En résumé, ChatGPT est conçu pour produire une variété de réponses qui restent cohérentes, grâce à une combinaison de paramètres de génération, de mécanismes d'attention et d'algorithmes probabilistes. Cela permet d’avoir des interactions plus naturelles, un peu comme si l’on discutait avec une personne qui peut reformuler sa réponse d'une autre manière sans changer le sens fondamental, néanmoins, c’est toujours de brassage de données qu’il s’agit.
Conclusion, cet article suggère que ChatGPT n’a pas de conscience, que l’on ne comprend pas comment la conscience pourrait apparaître d’une manière thaumaturgique (système émergent) dans les équations ou les calculs matriciels, essence des algorithmes. Et venir remettre en question la déraisonnable efficacité des mathématiques dans les sciences de la nature (Eugène Wigner : les mathématiques convenaient presque trop bien à la formulation de lois naturelles).
Ce que ne dit pas l’article, "qu'est-ce que la conscience ? », la conscience est un concept complexe qui a été exploré par les philosophes, les scientifiques et les théologiens depuis des siècles. Il n'y a pas de définition unique et universellement acceptée. On peut citer « C'est la capacité d'un individu à se reconnaître comme un être distinct du monde extérieur, à avoir une expérience subjective du monde et à être conscient de ses propres pensées et sentiments », désolé, cette définition comporte une régression en logique ou circularité. Ou citer « La conscience est souvent associée à un état d'éveil, par opposition au sommeil ou à l'inconscient. C'est la capacité d'être présent et de réagir à son environnement ». Ou encore « La conscience implique également la capacité de juger de la valeur morale de ses actions et de celles des autres. C'est ce qui nous permet de distinguer le bien du mal et de ressentir des émotions telles que la culpabilité ou la fierté. » …
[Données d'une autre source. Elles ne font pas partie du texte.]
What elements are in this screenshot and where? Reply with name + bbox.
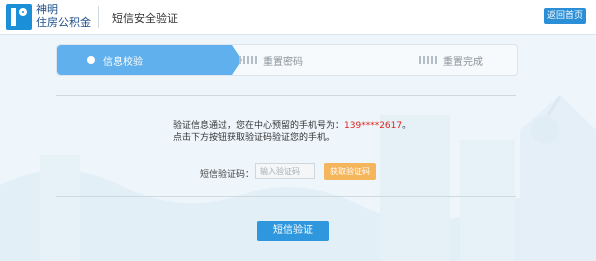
step-label-reset-complete: 重置完成 xyxy=(443,57,483,68)
home-button[interactable]: 返回首页 xyxy=(544,8,586,24)
message-suffix: 。 xyxy=(402,121,412,131)
phone-number: 139****2617 xyxy=(344,121,403,131)
step-label-reset-password: 重置密码 xyxy=(263,57,303,68)
header-divider xyxy=(98,6,99,28)
section-divider xyxy=(56,95,516,96)
step-info-check: 信息校验 xyxy=(57,45,242,75)
logo-icon xyxy=(6,4,32,30)
get-code-button[interactable]: 获取验证码 xyxy=(324,163,376,180)
brand-name-line1: 神明 xyxy=(36,3,58,16)
sms-code-input[interactable] xyxy=(255,163,315,179)
progress-steps: 信息校验 重置密码 重置完成 xyxy=(56,44,518,76)
step-arrow-icon xyxy=(419,56,437,64)
step-label-info-check: 信息校验 xyxy=(103,57,143,68)
step-current-dot-icon xyxy=(87,56,95,64)
sms-code-label: 短信验证码： xyxy=(200,170,255,180)
instruction-message: 点击下方按钮获取验证码验证您的手机。 xyxy=(173,133,336,143)
sms-verify-button[interactable]: 短信验证 xyxy=(257,221,329,241)
step-arrow-icon xyxy=(239,56,257,64)
header-bar: 神明 住房公积金 短信安全验证 返回首页 xyxy=(0,0,596,35)
page-title: 短信安全验证 xyxy=(112,12,178,25)
section-divider xyxy=(56,196,516,197)
brand-name-line2: 住房公积金 xyxy=(36,16,91,29)
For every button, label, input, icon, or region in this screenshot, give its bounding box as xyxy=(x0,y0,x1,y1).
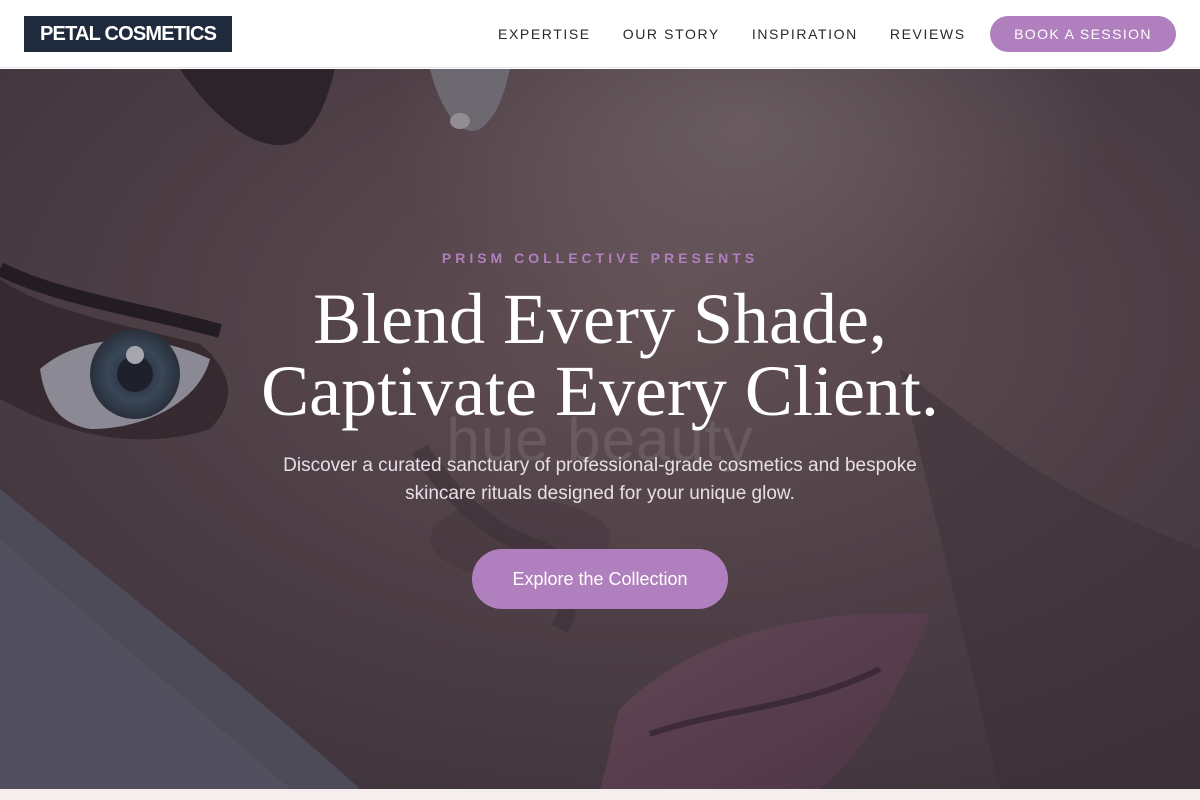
nav-item-inspiration[interactable]: INSPIRATION xyxy=(752,26,858,42)
hero-headline: Blend Every Shade, Captivate Every Clien… xyxy=(0,283,1200,427)
nav-item-reviews[interactable]: REVIEWS xyxy=(890,26,966,42)
hero-headline-line2: Captivate Every Client. xyxy=(261,351,939,431)
hero-subcopy: Discover a curated sanctuary of professi… xyxy=(283,455,917,504)
explore-collection-button[interactable]: Explore the Collection xyxy=(472,549,728,609)
main-nav: EXPERTISE OUR STORY INSPIRATION REVIEWS xyxy=(498,0,998,68)
next-section-edge xyxy=(0,789,1200,800)
brand-logo[interactable]: PETAL COSMETICS xyxy=(24,16,233,52)
book-session-button[interactable]: BOOK A SESSION xyxy=(990,16,1176,52)
nav-item-expertise[interactable]: EXPERTISE xyxy=(498,26,591,42)
nav-item-our-story[interactable]: OUR STORY xyxy=(623,26,720,42)
hero-kicker: PRISM COLLECTIVE PRESENTS xyxy=(441,250,759,266)
site-header: PETAL COSMETICS EXPERTISE OUR STORY INSP… xyxy=(0,0,1200,68)
hero-headline-line1: Blend Every Shade, xyxy=(313,279,887,359)
hero-section: hue beauty PRISM COLLECTIVE PRESENTS Ble… xyxy=(0,69,1200,789)
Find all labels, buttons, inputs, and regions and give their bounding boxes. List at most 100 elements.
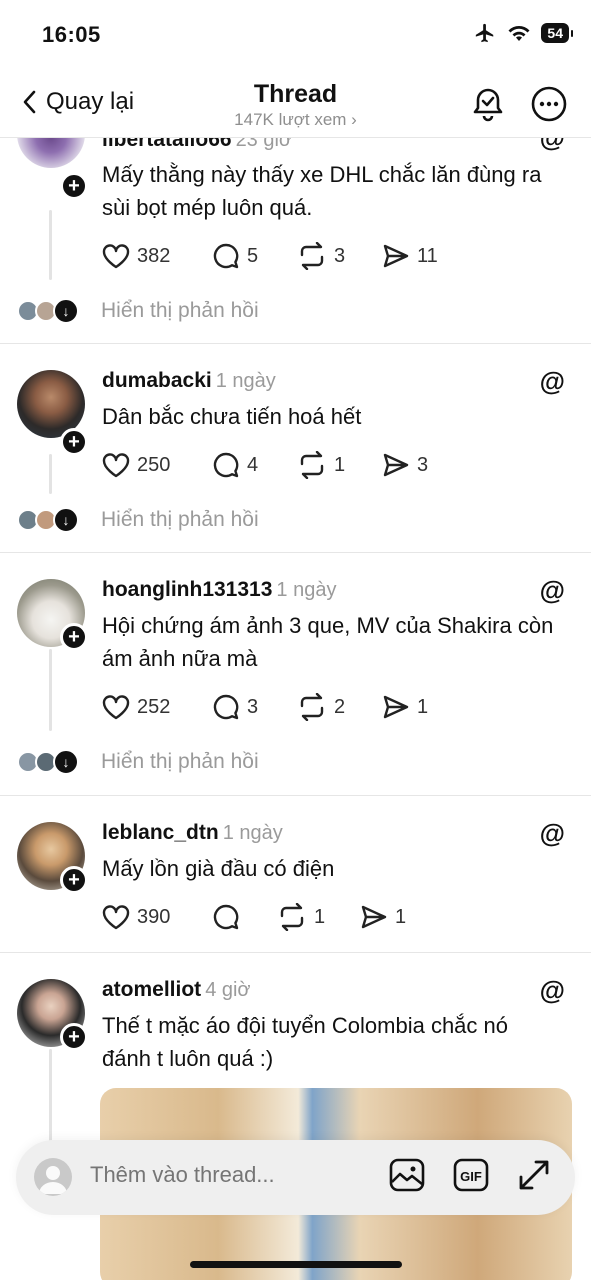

Une I.A. sera-t-elle conscience dans un avenir plus ou moins proche ? Le fonctionnalisme en philosophie de l'esprit soutient que l'état mental d'un système (humain ou artificiel) est défini par sa fonction, c'est-à-dire le rôle qu'il joue dans le système global. Si une IA devenait consciente, cela signifierait qu'un nouveau type d'état mental aurait émergé de son architecture fonctionnelle. Cette émergence serait comparable à l'émergence de la vie à partir de la matière inanimée, ou de la conscience humaine à partir du cerveau. Néanmoins, on ne doit pas perdre de vue que l’essence même d’une I.A. par principe, comme on la vue précédemment, sont les mathématiques. Les mathématiques sont considérées comme un système formel, un ensemble d'axiomes et de règles de déduction. Il est difficile de voir comment un tel système pourrait, par lui-même, engendrer une expérience subjective comme la conscience. La conscience apparaît souvent comme une propriété émergente de systèmes complexes, qui ne peut être entièrement expliquée par la somme de ses parties. Les mathématiques, en tant que système formel, ne semblent pas compatibles avec cette dimension émergente. De ce fait, une I.A. ne peut pas devenir un jour conscient, la conscience semble impliquer une certaine forme d'indétermination et de liberté, ce qui est en contradiction avec le déterminisme strict des systèmes mathématiques.
De Descartes à nos jours, la conscience continue de fasciner et de défier les plus grands penseurs. Un constat qui nous rappelle l'humilité de l'homme, cette quête sans fin nous rappelle la petitesse de l'homme face à l'infinité de l'esprit et à l'immensité de l'univers.